Tuesday, January 15, 2019

Words Speak for Themselves

They say the little book, “The Sacrament of the Present Moment” was translated from talks given by a French Jesuit named Jean-Pierre de Caussade born in 1625.  He was a spiritual director to a community of nuns and it has been believed that his talks to the nuns were collected and published in book form (“A Treatise on Abandonment to the Divine Providence”) in 1741. 

So they said long ago,  and so I accepted:  the words in this little book are the words of Jean-Pierre de Caussade—and the book is considered one of the great Christian classics. Now they tell me (by “they” I mean supposed authorities) that, “it now seems almost impossible that the author was in fact the Jesuit Jean-Pierre de Caussade” as “nothing in de Caussade’s biography would suggest that this man was the author of the famous treatise…”

This was shocking new information!  It was almost as if someone were telling me that Abraham Lincoln didn’t write the Gettysburg Address or that Jesus didn’t say, “Love your enemies.”  Yet, it was not the person Jean-Pierre de Caussade who spoke to me through the book—it was the words.  Does it matter from whose lips or pen the words come?  I don’t think so, for words are bigger than the finite person—words are infinite.
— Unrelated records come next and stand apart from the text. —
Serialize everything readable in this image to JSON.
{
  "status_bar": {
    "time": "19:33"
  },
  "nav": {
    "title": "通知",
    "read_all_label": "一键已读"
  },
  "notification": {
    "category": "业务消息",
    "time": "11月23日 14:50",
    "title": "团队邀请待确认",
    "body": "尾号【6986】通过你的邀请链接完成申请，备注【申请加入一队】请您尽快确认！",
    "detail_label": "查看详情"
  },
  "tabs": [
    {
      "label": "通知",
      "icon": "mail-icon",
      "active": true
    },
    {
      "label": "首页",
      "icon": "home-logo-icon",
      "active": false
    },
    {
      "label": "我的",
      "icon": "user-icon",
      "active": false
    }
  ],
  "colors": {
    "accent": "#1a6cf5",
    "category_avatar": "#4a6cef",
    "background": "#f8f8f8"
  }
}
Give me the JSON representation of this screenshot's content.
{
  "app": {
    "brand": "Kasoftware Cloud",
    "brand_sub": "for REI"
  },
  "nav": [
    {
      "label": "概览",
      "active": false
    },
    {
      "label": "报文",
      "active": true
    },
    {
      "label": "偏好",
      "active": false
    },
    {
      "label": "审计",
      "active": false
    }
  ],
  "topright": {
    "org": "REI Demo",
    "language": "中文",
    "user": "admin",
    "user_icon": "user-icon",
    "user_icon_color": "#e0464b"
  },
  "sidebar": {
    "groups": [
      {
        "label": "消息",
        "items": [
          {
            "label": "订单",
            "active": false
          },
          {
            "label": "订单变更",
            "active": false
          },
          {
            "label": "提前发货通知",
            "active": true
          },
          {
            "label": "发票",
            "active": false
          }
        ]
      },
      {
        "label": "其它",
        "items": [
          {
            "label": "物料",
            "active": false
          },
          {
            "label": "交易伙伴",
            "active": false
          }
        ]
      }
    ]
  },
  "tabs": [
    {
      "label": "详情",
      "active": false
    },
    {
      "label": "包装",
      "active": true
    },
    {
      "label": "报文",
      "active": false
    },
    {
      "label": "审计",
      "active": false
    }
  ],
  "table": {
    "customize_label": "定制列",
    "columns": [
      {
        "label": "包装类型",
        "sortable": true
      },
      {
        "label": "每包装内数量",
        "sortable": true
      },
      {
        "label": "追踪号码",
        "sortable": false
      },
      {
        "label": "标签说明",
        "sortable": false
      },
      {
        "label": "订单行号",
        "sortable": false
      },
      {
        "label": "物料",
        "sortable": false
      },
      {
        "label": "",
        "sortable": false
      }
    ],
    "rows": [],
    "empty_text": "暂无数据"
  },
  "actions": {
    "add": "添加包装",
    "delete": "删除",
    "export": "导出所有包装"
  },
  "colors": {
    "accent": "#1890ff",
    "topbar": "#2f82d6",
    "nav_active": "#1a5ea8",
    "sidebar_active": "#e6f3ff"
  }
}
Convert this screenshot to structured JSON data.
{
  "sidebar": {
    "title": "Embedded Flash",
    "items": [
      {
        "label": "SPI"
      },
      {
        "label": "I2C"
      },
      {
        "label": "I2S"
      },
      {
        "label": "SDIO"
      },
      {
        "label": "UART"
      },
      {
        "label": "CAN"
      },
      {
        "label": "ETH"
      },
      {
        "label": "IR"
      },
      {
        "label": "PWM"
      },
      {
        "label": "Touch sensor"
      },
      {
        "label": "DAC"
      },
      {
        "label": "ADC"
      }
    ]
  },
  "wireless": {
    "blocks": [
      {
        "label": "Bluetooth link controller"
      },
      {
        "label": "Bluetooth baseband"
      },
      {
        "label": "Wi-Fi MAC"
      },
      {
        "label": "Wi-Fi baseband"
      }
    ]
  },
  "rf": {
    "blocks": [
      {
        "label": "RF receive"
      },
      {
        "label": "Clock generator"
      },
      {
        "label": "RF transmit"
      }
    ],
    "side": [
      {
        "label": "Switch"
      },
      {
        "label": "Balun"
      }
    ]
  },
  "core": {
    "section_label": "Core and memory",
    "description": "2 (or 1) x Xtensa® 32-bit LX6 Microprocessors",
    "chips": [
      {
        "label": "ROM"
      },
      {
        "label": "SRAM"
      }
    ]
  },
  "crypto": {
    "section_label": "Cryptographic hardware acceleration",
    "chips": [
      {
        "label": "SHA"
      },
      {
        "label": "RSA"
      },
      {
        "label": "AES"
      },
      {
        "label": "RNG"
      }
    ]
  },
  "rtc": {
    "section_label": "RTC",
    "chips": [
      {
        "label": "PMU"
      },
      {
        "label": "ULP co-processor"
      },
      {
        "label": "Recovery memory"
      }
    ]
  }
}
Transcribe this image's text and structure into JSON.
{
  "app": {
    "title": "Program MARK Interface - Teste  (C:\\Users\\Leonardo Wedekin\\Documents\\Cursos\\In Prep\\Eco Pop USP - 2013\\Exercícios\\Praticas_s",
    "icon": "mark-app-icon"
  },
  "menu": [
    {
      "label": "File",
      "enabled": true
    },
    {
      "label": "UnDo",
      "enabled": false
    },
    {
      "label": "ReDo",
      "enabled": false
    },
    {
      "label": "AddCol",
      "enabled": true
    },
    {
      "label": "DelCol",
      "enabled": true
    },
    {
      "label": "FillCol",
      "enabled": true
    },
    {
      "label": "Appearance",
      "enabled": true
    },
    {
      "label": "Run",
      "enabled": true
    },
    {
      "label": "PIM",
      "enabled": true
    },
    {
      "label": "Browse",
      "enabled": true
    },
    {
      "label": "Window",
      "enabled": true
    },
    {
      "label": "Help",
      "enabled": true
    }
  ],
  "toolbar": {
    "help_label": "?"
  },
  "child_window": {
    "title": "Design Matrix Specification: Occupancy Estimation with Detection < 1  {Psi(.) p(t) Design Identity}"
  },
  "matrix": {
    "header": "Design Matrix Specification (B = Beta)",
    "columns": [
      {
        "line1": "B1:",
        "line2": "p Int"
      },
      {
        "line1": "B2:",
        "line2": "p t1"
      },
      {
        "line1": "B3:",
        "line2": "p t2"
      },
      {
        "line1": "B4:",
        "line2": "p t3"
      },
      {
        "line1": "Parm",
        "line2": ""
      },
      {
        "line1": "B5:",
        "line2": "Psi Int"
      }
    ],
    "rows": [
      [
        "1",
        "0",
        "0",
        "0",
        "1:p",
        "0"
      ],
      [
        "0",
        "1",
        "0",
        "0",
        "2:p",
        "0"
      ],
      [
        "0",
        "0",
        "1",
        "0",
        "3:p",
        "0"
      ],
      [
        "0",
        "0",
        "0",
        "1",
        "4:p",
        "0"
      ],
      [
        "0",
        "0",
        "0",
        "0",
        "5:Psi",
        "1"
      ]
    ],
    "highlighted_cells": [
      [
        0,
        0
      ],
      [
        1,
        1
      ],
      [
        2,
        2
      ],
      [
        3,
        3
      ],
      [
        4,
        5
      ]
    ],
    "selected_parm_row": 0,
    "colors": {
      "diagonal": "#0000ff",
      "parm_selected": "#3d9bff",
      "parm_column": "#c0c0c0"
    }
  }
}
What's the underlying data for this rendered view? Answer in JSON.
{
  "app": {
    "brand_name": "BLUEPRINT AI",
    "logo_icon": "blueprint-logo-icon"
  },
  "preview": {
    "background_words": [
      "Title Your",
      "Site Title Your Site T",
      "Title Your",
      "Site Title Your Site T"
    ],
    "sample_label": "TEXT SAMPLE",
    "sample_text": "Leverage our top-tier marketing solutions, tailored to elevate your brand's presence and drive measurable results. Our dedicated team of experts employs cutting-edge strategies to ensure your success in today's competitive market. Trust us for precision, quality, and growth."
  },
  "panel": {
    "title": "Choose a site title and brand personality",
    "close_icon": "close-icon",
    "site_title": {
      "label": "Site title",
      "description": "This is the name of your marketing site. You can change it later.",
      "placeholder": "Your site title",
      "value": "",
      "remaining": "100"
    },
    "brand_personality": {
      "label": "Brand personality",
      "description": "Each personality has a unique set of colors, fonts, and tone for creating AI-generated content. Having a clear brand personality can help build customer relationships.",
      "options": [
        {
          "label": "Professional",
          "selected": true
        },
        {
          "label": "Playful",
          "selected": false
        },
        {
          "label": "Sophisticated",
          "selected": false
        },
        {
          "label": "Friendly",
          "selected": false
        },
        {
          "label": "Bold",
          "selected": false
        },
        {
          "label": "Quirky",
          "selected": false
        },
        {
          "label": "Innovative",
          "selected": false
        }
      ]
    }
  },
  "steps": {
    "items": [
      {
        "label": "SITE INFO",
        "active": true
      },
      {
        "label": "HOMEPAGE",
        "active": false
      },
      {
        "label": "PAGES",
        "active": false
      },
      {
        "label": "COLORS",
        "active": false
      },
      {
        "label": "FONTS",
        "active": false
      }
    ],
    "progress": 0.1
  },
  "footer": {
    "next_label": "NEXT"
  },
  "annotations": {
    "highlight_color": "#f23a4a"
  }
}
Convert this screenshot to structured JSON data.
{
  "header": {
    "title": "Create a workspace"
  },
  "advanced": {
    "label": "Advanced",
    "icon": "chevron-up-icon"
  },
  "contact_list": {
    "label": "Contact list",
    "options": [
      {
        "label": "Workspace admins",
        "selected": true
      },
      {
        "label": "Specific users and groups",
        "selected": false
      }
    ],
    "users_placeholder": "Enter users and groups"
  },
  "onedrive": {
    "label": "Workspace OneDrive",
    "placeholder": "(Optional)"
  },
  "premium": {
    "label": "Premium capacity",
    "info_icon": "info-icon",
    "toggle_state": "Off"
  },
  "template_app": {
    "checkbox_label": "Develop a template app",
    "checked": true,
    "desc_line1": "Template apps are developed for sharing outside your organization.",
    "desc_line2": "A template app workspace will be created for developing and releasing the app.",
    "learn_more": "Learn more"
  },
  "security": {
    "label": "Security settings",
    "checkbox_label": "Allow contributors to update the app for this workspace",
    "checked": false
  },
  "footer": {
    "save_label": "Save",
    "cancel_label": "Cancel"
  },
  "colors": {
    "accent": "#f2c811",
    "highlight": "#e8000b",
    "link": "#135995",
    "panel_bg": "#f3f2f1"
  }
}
Does it matter who wrote the following words:  “You are seeking God, dear sister, and he is everywhere.  Everything proclaims him to you, everything reveals hm to you, everything brings him to you.  He is by your side, over you, around you and in you.  Here is his dwelling and yet you still seek him?  Ah!  You are searching for God, the idea of God in his essential being…He will never disclose himself in the shape of that exalted image to which you cling.”


I no longer know whether de Caussade or somebody else wrote those words, but it doesn’t really matter.  The words speak for themselves.